Why should the haptoglobin-dependent effect of vitamin therapy on angiographic stenosis be more pronounced in the WAVE diabetic subgroup? Hyperglycemia results in a marked increase in oxidative stress and directly enhances LDL oxidation (29). Mowri et al. (30) have shown that this glucose-enhanced oxidation of LDL is strictly metal-ion dependent. Similar to vitamin C, glucose auto-oxidation results in the reduction of Fe³⁺ to Fe²⁺ (30), thereby enhancing the ability of Fe to serve as a Fenton reagent and produce hydroxyl radicals. As haptoglobin type–dependent differences in oxidative stress and redox active iron seem to be most prominent in the diabetic state (20) and vitamin C therapy may be synergistic with hyperglycemia in promoting LDL oxidation via the Fenton reaction as discussed above, vitamin C supplementation in individuals with hyperglycemia and Hp 2-2 may be particularly deleterious.

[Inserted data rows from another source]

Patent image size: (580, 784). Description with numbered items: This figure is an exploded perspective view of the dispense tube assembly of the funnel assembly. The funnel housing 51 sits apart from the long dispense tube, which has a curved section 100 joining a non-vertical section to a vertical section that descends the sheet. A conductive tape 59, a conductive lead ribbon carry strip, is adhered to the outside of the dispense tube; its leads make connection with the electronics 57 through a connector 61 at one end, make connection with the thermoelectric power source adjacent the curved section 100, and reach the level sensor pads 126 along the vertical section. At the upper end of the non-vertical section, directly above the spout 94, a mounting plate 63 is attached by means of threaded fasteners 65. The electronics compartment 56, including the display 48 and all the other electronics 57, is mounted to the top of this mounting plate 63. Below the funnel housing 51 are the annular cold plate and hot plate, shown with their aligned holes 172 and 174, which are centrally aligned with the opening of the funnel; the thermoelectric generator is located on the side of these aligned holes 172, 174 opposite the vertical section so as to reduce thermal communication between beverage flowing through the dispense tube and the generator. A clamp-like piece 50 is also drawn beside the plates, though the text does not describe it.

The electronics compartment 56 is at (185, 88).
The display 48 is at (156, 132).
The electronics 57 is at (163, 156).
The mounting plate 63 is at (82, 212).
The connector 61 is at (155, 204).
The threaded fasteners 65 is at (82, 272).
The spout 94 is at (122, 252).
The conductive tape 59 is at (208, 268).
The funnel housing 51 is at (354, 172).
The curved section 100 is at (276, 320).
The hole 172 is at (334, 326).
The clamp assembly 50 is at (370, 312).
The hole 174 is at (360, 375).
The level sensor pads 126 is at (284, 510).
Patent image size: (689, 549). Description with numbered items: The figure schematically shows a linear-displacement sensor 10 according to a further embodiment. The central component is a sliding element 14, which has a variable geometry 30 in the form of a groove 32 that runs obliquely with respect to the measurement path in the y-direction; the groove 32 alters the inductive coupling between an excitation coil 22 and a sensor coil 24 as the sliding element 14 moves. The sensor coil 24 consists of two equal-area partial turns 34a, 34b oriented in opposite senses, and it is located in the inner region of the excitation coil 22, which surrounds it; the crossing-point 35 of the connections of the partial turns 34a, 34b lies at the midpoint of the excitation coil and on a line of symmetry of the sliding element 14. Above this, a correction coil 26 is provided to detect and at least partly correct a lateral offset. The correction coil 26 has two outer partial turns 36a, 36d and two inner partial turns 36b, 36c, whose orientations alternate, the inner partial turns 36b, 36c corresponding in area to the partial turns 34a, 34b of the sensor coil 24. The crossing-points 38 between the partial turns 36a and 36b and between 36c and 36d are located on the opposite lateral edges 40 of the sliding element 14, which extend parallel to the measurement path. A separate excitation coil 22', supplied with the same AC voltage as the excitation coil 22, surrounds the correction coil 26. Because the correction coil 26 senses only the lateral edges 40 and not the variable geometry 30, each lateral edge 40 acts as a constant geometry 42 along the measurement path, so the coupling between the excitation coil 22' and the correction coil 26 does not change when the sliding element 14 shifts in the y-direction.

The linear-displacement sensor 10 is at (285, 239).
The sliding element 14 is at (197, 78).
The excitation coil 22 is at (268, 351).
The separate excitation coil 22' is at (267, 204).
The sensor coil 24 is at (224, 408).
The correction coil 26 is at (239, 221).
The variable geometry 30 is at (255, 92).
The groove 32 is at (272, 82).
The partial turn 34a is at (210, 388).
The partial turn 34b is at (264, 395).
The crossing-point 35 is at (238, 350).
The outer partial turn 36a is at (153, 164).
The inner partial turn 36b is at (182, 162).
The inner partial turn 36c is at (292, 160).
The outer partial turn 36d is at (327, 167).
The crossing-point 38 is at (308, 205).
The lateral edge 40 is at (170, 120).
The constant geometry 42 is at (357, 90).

Limitations in the WAVE study suggest caution in extrapolating these results immediately to the clinical arena at the present time. First, ∼20% of the original cohort recruited did not undergo follow-up angiography and only 84% of the patients assigned to the vitamin group actually took the drug, which may have produced a selection bias (9). Second, the primary end point of the WAVE study was coronary artery dimensions and not coronary events. Although coronary progression has been shown in previous angiographic trials to be a strong, independent predictor of future coronary events (31), the culprit coronary artery lesion in coronary events does not correlate well with the lesion that was most stenosed on an antecedent angiogram. Third, systemic markers of oxidative stress were not measured in WAVE; therefore, the efficacy of the antioxidant vitamins in reducing oxidation cannot be assessed (1). Fourth, the formulation of antioxidant vitamins used in WAVE was quite different from that used in other antioxidant trials (32,33). Whereas WAVE participants received 400 IU of vitamin E and 500 mg of vitamin C twice daily, in the Heart Outcomes Prevention Evaluation (HOPE) study (32), participants received only 400 mg of vitamin E once daily, and in the Heart Protection Study (HPS) (33), participants received 600 mg of vitamin E, 250 mg of vitamin C, and 20 mg of β-carotene once daily. A final limitation is that this is a subgroup analysis, resulting in significantly smaller groups for comparison, especially in the diabetes subgroup, which has a small sample size for Hp 1-1. Despite these limitations, the current study suggests that it would be prudent to reexamine several of the recent large antioxidant cardiovascular disease prevention studies for possible benefit of antioxidant therapy to certain patient subgroups based on the haptoglobin type (32,33). If the findings presented here are validated in such studies, haptoglobin typing may become a useful tool to identify individuals who will benefit from antioxidant therapy.

This study was supported by grants from the Kennedy Leigh Charitable Trust (to A.P.L.), NHLBI Contracts NO1-HV-68165 to N01-HV-68170, and General Clinical Research Center Grant MO1-RR02715 for the WAVE study.